When the image isn't zoomed in or out, it can be dragged about very fast and it looks great. As soon as i change the size of the image by some factor, the dragging becomes dreadfully slow.

I have just noticed that I have a height attribute on the image, but don't have a width attribute.

This behaviour is similar in both IE and Firefox, for obvious reasons, it works slightly faster in FireFox.

I have been looking at the GoogleMaps where they also have a very smooth draggable images.

What sort of optimisation I can do to achieve a similar result?

Thank you

+1  A: 

Google Maps relies on lots of small, tiled images, as opposed to one large image.

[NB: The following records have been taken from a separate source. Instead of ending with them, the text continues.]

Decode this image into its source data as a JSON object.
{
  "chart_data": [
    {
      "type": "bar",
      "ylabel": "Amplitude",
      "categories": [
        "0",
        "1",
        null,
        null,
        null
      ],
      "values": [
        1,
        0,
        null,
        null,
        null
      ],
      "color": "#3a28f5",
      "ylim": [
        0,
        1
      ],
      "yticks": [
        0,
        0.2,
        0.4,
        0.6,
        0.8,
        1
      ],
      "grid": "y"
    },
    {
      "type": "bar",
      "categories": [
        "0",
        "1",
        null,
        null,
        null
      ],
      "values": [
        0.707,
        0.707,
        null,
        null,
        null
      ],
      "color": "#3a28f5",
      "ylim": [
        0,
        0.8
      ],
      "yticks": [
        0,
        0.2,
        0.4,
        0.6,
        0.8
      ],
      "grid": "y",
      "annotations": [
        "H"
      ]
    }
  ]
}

That way, they can be loaded in and out of memory, as you move around.

The simplest way to optimise the image would be to slice it up.

If you want to offer multiple levels of zoom, you may also want to consider rendering images at different levels as well, rather than relying on the browser to image process at run time.

Additionally, look at the image format you use! GIF and PNG offer compressed file-sizes over images such as JPEG and TIFF (although, obviously quality does take a hit).

Pete
Thanks for the comment. When you say slice it up, would you do it in a browser through jQuery/java script or would you server multiple images instead of one?